Спилфейк вспомнил, что ему говорили родители об этих женщинах и их боге: культ Талога был известен давно, но, как и другие ответвления от официально признанных религий, быстро растерял всех своих последователей и зачах, второе дыхание ему дала «Декларация о защите жизни и смерти». С тех пор как люди получили право распоряжаться своей смертью, мир всколыхнула волна новых и старых верований, человеческое жертвоприношение стало доступным, как никогда. Значительно увеличилось и количество преступлений, связанных с подделкой самоубийств, поэтому каждый случай публичной смерти тщательно проверялся полицией. Эд знал, что его родители особенно ненавидели культ Талога за то, что его проповедники в открытую призывали отдавать свою жизнь их богу и часто ходили по домам, раздавая всем свои красные книги. Только в зрелом возрасте Эд прочёл в документах родителей, что у него была родная тётя, сестра матери, которая поддалась на уговоры и стала таонганкой, её сожгли в тот год, когда Эдуарду исполнилось два. Спилфейк не мог понять, как кто-то, совершенно здоровый и не отчаявшийся, соглашался на собственное сожжение. Каждый год во всём мире проходит больше сотни праздников и ритуалов, где последователи Талога предают своих жриц огню, неужели так много женщин только и ждут, чтобы умереть? Эдуард был не единственным, кого волновали эти вопросы, культ Талога постоянно проверялся на предмет махинаций с заявлениями о самоубийстве и психическое воздействие на личность, но ни разу подозрения не подтвердились.

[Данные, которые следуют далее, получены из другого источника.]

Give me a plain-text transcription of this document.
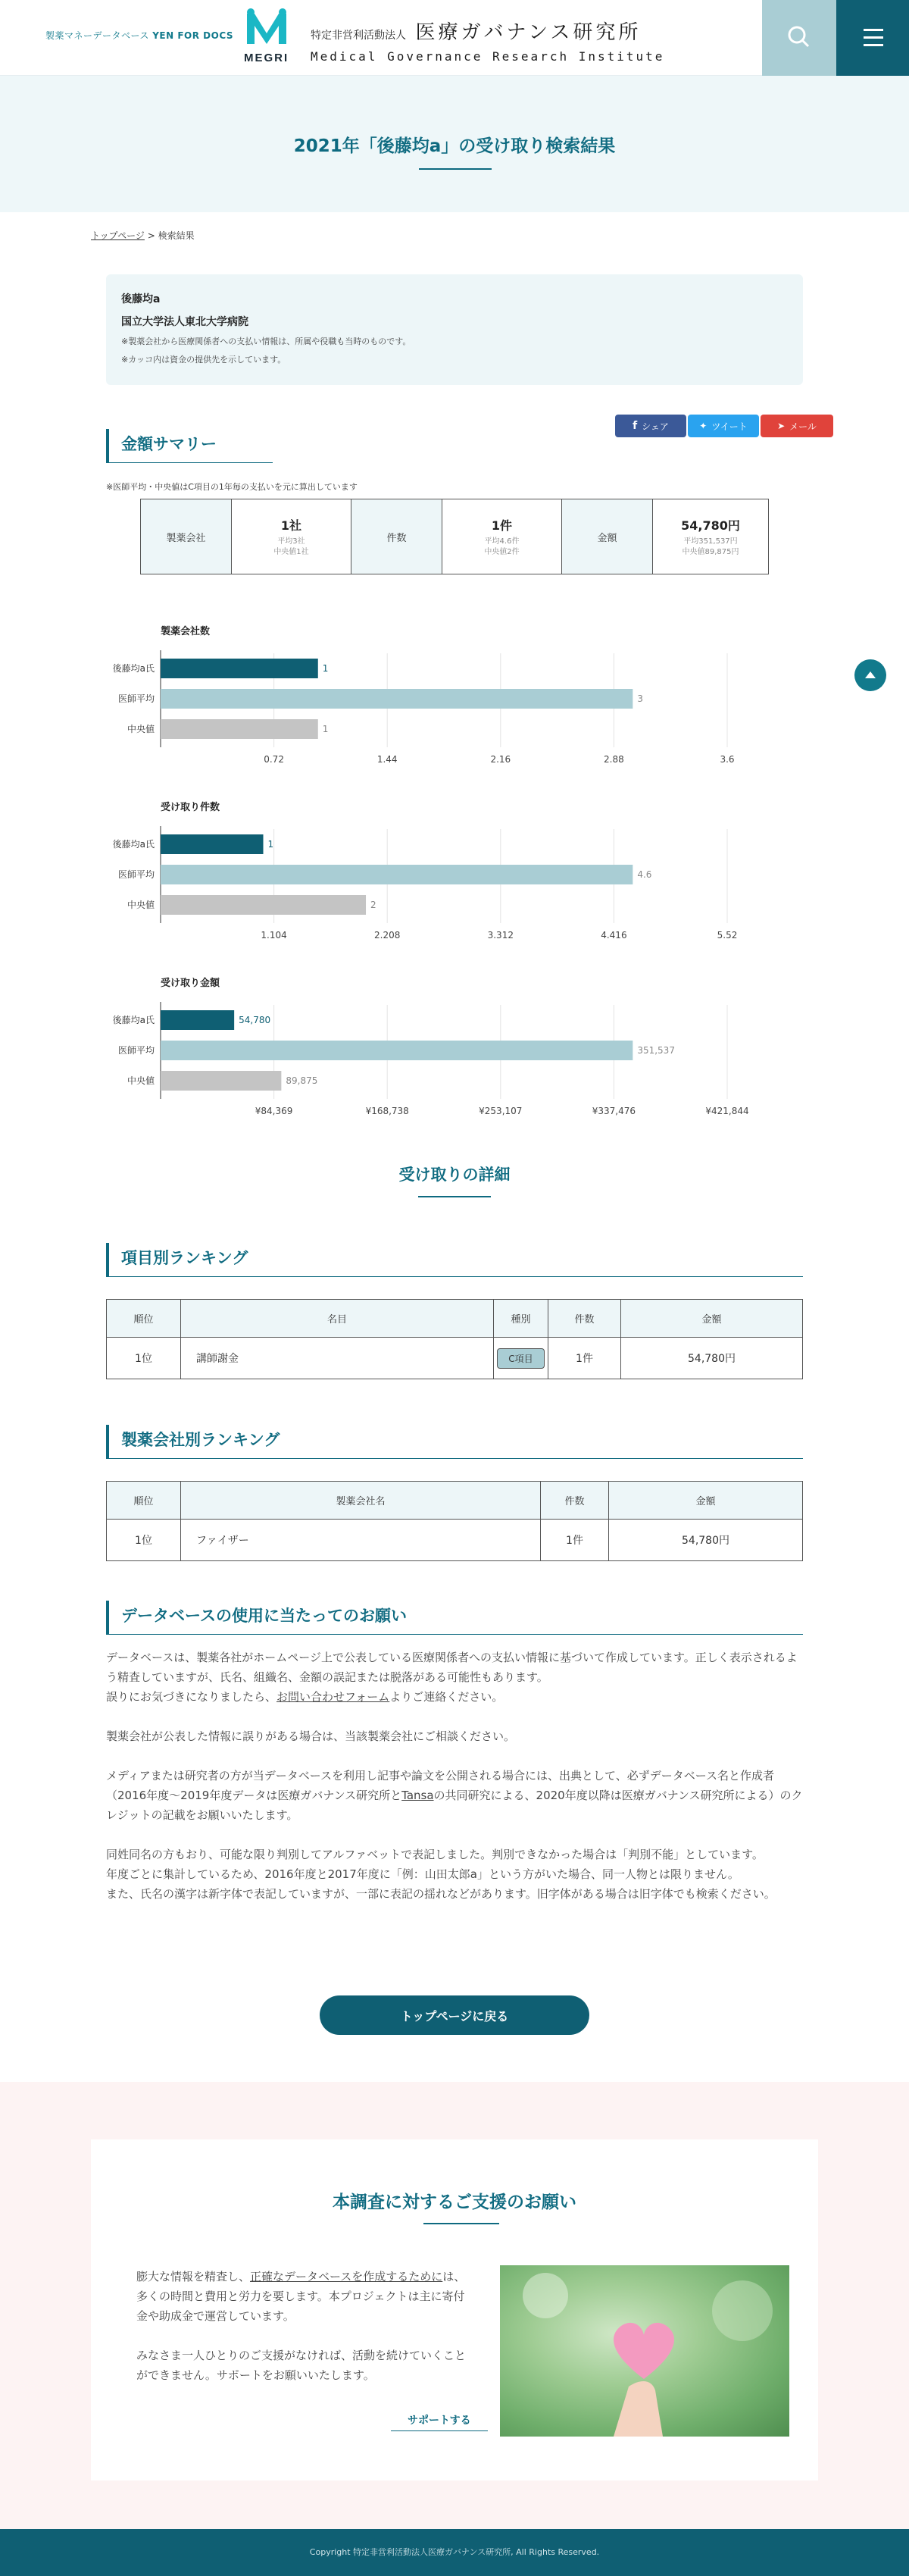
製薬マネーデータベース YEN FOR DOCS
MEGRI
特定非営利活動法人 医療ガバナンス研究所
Medical Governance Research Institute
2021年「後藤均a」の受け取り検索結果
トップページ > 検索結果
後藤均a
国立大学法人東北大学病院
※製薬会社から医療関係者への支払い情報は、所属や役職も当時のものです。
※カッコ内は資金の提供先を示しています。
f シェア	✦ ツイート	➤ メール
金額サマリー
※医師平均・中央値はC項目の1年毎の支払いを元に算出しています
製薬会社
1社
平均3社
中央値1社
件数
1件
平均4.6件
中央値2件
金額
54,780円
平均351,537円
中央値89,875円
製薬会社数
0.72	1.44	2.16	2.88	3.6
後藤均a氏	1
医師平均	3
中央値	1
受け取り件数
1.104	2.208	3.312	4.416	5.52
後藤均a氏	1
医師平均	4.6
中央値	2
受け取り金額
¥84,369	¥168,738	¥253,107	¥337,476	¥421,844
後藤均a氏	54,780
医師平均	351,537
中央値	89,875
受け取りの詳細
項目別ランキング
順位	名目	種別	件数	金額
1位	講師謝金	C項目	1件	54,780円
製薬会社別ランキング
順位	製薬会社名	件数	金額
1位	ファイザー	1件	54,780円
データベースの使用に当たってのお願い

データベースは、製薬各社がホームページ上で公表している医療関係者への支払い情報に基づいて作成しています。正しく表示されるよう精査していますが、氏名、組織名、金額の誤記または脱落がある可能性もあります。
誤りにお気づきになりましたら、お問い合わせフォームよりご連絡ください。

製薬会社が公表した情報に誤りがある場合は、当該製薬会社にご相談ください。

メディアまたは研究者の方が当データベースを利用し記事や論文を公開される場合には、出典として、必ずデータベース名と作成者（2016年度〜2019年度データは医療ガバナンス研究所とTansaの共同研究による、2020年度以降は医療ガバナンス研究所による）のクレジットの記載をお願いいたします。

同姓同名の方もおり、可能な限り判別してアルファベットで表記しました。判別できなかった場合は「判別不能」としています。
年度ごとに集計しているため、2016年度と2017年度に「例：山田太郎a」という方がいた場合、同一人物とは限りません。
また、氏名の漢字は新字体で表記していますが、一部に表記の揺れなどがあります。旧字体がある場合は旧字体でも検索ください。

トップページに戻る
本調査に対するご支援のお願い

膨大な情報を精査し、正確なデータベースを作成するためには、多くの時間と費用と労力を要します。本プロジェクトは主に寄付金や助成金で運営しています。

みなさま一人ひとりのご支援がなければ、活動を続けていくことができません。サポートをお願いいたします。

サポートする
Copyright 特定非営利活動法人医療ガバナンス研究所, All Rights Reserved.
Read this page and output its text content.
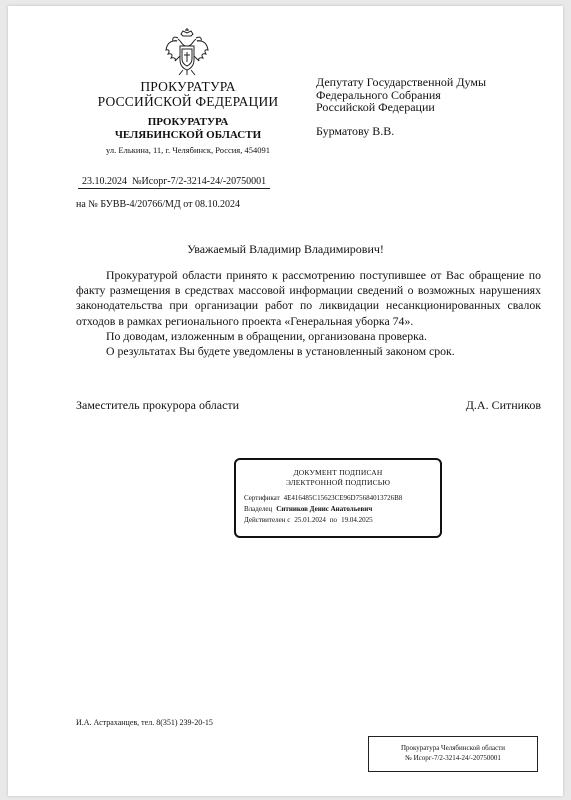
ПРОКУРАТУРА
РОССИЙСКОЙ ФЕДЕРАЦИИ
ПРОКУРАТУРА
ЧЕЛЯБИНСКОЙ ОБЛАСТИ
ул. Елькина, 11, г. Челябинск, Россия, 454091
23.10.2024  №Исорг-7/2-3214-24/-20750001
на № БУВВ-4/20766/МД от 08.10.2024
Депутату Государственной Думы
Федерального Собрания
Российской Федерации
Бурматову В.В.
Уважаемый Владимир Владимирович!

Прокуратурой области принято к рассмотрению поступившее от Вас обращение по факту размещения в средствах массовой информации сведений о возможных нарушениях законодательства при организации работ по ликвидации несанкционированных свалок отходов в рамках регионального проекта «Генеральная уборка 74».

По доводам, изложенным в обращении, организована проверка.

О результатах Вы будете уведомлены в установленный законом срок.

Заместитель прокурора области	Д.А. Ситников
ДОКУМЕНТ ПОДПИСАН
ЭЛЕКТРОННОЙ ПОДПИСЬЮ
Сертификат 4E416485C15623CE96D75684013726B8
Владелец Ситников Денис Анатольевич
Действителен с 25.01.2024 по 19.04.2025
И.А. Астраханцев, тел. 8(351) 239-20-15
Прокуратура Челябинской области
№ Исорг-7/2-3214-24/-20750001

Всем таонганкам было больше двадцати одного и они уверяли, что добровольно подписывали документы, во всяком случае так говорили те, кто был ещё жив.

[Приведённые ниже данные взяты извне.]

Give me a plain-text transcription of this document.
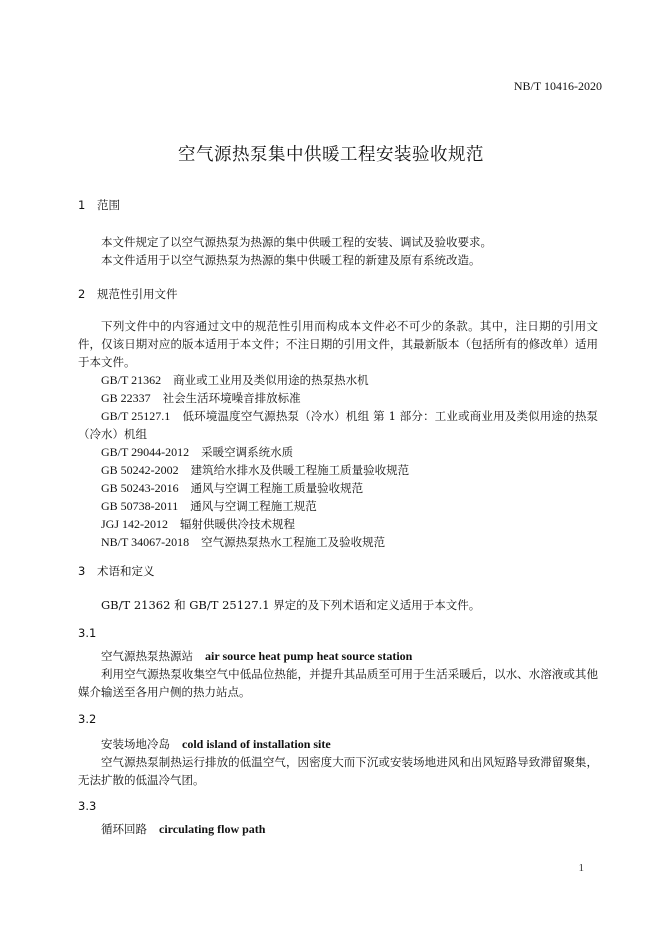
NB/T 10416-2020
空气源热泵集中供暖工程安装验收规范
1 范围

本文件规定了以空气源热泵为热源的集中供暖工程的安装、调试及验收要求。

本文件适用于以空气源热泵为热源的集中供暖工程的新建及原有系统改造。

2 规范性引用文件

下列文件中的内容通过文中的规范性引用而构成本文件必不可少的条款。其中，注日期的引用文件，仅该日期对应的版本适用于本文件；不注日期的引用文件，其最新版本（包括所有的修改单）适用于本文件。

GB/T 21362 商业或工业用及类似用途的热泵热水机

GB 22337 社会生活环境噪音排放标准

GB/T 25127.1 低环境温度空气源热泵（冷水）机组 第 1 部分：工业或商业用及类似用途的热泵（冷水）机组

GB/T 29044-2012 采暖空调系统水质

GB 50242-2002 建筑给水排水及供暖工程施工质量验收规范

GB 50243-2016 通风与空调工程施工质量验收规范

GB 50738-2011 通风与空调工程施工规范

JGJ 142-2012 辐射供暖供冷技术规程

NB/T 34067-2018 空气源热泵热水工程施工及验收规范

3 术语和定义

GB/T 21362 和 GB/T 25127.1 界定的及下列术语和定义适用于本文件。

3.1

空气源热泵热源站 air source heat pump heat source station

利用空气源热泵收集空气中低品位热能，并提升其品质至可用于生活采暖后，以水、水溶液或其他媒介输送至各用户侧的热力站点。

3.2

安装场地冷岛 cold island of installation site

空气源热泵制热运行排放的低温空气，因密度大而下沉或安装场地进风和出风短路导致滞留聚集，无法扩散的低温冷气团。

3.3

循环回路 circulating flow path

1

Окружающие люди резко замолчали и это сбило детектива с мыслей, он удивлённо заворочал головой, пытаясь найти причину произошедшего и вдруг остолбенел, Эду показалось будто его сердце перестало биться, а к горлу подступил комок из салата, съеденного на обед. По проходу, образованному толпой, шли таонганки. Их наряды легко развевались, словно по площади гулял ветерок, на самом же деле Спилфейку казалось, будто воздух застыл. Девушки шли глядя только вперёд, на помост со сложенными на нём погребальными кострами. Позади них, в красном одеянии, шёл проповедник, который после пафосной короткой речи зажжёт факел и предаст огню этих несчастных жриц. Эд покачнулся, ему стало нестерпимо плохо: голова пошла кругом, а живот наполнила непонятная резь. Детектив прикрыл глаза и медленно задышал, глубоко вдыхая запахи толпы, он попытался придти в себя и на какой-то миг ему это удалось, но когда он открыл глаза – мир чуть не перевернулся у него под ногами: одна из таонганок ласково погладила мальчика из толпы и тот пошёл за ней, красный проповедник делал вид, что ничего не замечает. Спилфейк ринулся сквозь толпу, громко ругаясь и толкая людей локтями, жгучая, неудержимая ярость переполняла его, заглушая даже пробирающий до костей страх. Всё как тогда, таонганка снова хочет взять с собой ещё одну жертву, только теперь на месте Эда другой ребёнок.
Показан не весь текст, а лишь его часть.